Where were your family before Delaware? Daphna asks the innocent and demure Melody who thinks it’s a genuine question and replies: “We have always been from Delaware.”

“No, you have not always been from Delaware,” Daphna hisses back. “Because if you were, you would look like a Native American. I want to know about your family life before the genocide.”

It’s late at night. Cousins Jonah and Liam (Jos Slovick and Daniel Boyd) both know that Daphna wants to talk about a piece of religious jewellery owned by their grandfather. They know that Daphna is going to fight with razor tongue and sharpened fingernails to make sure she gets it.

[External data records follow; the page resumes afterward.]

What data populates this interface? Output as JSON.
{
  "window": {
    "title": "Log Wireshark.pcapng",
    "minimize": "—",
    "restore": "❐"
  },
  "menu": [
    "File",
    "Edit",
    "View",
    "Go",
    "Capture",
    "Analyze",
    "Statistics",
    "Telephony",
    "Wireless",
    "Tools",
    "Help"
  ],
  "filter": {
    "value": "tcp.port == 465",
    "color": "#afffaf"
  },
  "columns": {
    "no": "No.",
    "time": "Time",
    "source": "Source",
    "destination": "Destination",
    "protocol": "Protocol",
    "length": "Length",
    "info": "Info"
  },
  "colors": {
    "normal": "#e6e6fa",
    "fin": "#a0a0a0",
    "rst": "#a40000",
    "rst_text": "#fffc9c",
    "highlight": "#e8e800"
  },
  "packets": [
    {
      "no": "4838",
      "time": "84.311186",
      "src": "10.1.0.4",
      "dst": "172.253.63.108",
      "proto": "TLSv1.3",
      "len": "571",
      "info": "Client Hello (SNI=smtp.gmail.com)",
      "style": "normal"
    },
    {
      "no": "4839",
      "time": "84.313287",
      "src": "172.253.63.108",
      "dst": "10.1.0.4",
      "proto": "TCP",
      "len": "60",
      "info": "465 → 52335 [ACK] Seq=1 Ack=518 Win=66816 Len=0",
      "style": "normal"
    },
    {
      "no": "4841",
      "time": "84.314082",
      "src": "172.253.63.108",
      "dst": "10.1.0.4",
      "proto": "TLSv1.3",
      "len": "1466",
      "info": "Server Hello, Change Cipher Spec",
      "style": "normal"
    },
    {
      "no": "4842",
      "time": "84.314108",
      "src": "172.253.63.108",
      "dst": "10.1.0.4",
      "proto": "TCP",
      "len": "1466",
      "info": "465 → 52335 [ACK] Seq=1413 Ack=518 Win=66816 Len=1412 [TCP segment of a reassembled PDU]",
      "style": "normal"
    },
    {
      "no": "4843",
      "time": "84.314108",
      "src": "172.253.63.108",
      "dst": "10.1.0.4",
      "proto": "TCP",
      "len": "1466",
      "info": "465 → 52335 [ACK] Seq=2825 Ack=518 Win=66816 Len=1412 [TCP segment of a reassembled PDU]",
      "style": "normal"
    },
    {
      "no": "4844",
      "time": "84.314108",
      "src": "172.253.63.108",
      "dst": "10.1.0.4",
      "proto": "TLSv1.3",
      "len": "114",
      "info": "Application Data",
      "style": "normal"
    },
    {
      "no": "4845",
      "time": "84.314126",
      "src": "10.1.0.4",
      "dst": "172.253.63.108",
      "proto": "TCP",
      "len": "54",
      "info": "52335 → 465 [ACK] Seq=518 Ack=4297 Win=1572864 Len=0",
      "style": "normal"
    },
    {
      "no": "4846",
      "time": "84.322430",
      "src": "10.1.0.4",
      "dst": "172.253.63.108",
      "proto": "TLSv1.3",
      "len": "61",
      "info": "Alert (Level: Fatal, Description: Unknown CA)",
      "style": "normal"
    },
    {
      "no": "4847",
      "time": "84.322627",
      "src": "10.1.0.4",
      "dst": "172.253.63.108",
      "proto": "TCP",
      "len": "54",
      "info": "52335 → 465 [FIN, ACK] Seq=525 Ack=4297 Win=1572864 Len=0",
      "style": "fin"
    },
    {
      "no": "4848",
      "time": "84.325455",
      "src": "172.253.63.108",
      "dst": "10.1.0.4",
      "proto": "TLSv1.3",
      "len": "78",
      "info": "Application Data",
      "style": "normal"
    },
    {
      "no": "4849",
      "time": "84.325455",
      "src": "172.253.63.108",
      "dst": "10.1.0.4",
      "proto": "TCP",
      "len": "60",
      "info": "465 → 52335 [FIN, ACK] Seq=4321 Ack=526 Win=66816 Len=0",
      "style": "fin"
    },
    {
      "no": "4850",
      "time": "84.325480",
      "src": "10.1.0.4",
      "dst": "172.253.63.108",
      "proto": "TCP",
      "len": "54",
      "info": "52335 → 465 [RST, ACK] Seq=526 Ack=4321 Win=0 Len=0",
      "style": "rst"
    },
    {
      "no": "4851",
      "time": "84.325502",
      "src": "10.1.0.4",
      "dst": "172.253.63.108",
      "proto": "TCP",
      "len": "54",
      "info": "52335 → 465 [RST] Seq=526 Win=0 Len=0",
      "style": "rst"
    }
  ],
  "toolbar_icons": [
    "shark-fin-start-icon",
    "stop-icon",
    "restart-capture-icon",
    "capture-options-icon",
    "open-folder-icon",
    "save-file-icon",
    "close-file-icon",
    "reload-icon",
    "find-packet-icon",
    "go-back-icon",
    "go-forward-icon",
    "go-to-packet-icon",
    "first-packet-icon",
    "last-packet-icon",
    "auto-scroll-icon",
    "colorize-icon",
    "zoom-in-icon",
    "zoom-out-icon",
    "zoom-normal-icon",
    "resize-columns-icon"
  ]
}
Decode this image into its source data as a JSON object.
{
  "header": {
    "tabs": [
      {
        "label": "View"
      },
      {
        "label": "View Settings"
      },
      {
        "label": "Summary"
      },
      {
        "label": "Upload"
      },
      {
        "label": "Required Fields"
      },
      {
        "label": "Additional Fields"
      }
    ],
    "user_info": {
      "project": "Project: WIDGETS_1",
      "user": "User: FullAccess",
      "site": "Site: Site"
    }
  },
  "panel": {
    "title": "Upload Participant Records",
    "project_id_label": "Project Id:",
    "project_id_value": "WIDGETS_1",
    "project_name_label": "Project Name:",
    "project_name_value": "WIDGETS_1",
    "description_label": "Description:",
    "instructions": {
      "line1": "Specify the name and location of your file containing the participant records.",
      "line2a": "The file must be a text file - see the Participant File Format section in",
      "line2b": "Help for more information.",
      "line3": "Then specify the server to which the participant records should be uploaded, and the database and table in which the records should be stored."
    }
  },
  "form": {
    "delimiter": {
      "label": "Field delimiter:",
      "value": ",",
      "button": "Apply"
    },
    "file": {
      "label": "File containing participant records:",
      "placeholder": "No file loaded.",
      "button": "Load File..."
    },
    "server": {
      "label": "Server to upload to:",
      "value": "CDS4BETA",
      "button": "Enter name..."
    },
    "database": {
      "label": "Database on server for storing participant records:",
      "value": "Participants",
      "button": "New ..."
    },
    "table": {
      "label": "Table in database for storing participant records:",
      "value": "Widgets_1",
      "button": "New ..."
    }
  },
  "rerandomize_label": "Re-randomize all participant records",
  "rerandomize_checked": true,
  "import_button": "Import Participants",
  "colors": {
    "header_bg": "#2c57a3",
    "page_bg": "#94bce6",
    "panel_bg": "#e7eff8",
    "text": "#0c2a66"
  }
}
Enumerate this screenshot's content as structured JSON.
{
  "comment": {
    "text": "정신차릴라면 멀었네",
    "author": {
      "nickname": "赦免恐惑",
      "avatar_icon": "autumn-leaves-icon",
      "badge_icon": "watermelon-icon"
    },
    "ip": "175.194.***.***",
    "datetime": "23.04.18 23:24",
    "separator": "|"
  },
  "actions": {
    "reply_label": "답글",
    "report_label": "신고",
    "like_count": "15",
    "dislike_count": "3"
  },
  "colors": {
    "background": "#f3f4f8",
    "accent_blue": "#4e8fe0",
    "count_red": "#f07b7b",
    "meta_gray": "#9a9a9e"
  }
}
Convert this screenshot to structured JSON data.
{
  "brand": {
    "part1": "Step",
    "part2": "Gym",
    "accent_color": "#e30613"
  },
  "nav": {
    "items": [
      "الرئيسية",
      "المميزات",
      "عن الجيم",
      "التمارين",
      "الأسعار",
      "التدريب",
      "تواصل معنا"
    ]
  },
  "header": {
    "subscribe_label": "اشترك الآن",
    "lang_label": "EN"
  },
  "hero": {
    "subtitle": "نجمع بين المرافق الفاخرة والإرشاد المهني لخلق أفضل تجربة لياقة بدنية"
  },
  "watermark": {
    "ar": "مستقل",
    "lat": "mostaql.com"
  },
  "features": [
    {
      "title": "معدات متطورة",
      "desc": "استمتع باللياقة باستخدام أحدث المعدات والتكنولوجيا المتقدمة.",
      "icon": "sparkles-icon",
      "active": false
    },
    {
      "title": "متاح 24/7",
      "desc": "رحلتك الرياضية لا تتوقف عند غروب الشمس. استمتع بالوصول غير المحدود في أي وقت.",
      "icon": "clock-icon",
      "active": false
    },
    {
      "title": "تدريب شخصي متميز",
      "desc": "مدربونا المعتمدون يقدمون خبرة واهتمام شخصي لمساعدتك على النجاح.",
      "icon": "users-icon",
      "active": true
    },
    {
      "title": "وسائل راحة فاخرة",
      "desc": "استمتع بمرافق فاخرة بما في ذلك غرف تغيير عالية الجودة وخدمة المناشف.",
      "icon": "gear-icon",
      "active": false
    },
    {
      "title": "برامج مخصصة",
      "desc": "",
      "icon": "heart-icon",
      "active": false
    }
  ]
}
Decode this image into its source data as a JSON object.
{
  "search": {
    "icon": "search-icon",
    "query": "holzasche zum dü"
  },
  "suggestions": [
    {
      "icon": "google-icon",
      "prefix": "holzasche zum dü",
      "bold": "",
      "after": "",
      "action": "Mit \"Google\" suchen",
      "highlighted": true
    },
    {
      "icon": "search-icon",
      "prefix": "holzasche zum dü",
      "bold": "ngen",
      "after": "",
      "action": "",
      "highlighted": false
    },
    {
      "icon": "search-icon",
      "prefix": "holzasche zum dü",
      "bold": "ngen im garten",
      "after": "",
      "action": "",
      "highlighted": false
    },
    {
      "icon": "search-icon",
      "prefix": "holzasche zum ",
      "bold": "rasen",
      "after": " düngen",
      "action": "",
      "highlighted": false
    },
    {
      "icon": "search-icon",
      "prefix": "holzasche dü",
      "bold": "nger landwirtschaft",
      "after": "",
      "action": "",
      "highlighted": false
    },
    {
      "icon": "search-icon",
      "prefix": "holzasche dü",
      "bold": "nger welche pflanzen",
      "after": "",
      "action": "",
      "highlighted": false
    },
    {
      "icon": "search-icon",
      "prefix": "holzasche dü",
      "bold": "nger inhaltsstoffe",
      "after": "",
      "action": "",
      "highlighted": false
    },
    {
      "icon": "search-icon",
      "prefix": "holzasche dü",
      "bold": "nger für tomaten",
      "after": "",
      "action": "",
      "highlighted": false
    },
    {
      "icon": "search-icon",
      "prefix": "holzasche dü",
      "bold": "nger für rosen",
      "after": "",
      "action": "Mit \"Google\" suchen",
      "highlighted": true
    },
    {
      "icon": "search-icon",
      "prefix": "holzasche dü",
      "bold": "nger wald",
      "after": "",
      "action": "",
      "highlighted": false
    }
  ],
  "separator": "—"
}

They also know that it has already been given to Liam by the late grandfather and Liam wants to give it to Melody as an engagement gift, just as their grandfather, who carried it through the Holocaust gave it to their grandmother because newly arrived in America after the war, he had no money to buy a ring. This is going to make Daphna go up like a box of fireworks.

Liam and Jonah try desperately to put the conversation off until the morning. But all Melody knows is that Daphna has something on her mind that she wants to talk about. So Little Miss All American Peacemaker (played to absolute blissful perfection by Antonia Kinlay who carries much of the humour of the play) insists that they listen to what Daphna has to say.

This is when the rockets go off. Daphna attacks Liam for wanting to marry out: “How is your half-Jewish daughter going to tell her quarter Jewish daughter about being Jewish? She asks. “This religion that we kept 200 years ago, 500 years ago and 5,000 years ago will perish now that it’s easier to be Jewish than it’s ever been.”

In the end, she says, we will all be the same people, wearing the same clothes going to the same shops, thinking the same things.

Melody intervenes: Well that sounds like that John Lennon song!

These are four brilliant performances. Jos Slovick and Antonia Kinlay as the milder characters are equally as brilliant as Ailsa Joy and Daniel Boyd as the two cousins at each other’s throats, one a religious fanatic, the other an atheist, snarling and sneering at each other, yet two sides of the same coin.

This is fast-paced theatre, it is riveting from start to finish. You cannot take your eyes off it these people. It is utterly absorbing and what the stage was made for. An intriging, mind-engaging, stimulating piece of theatre.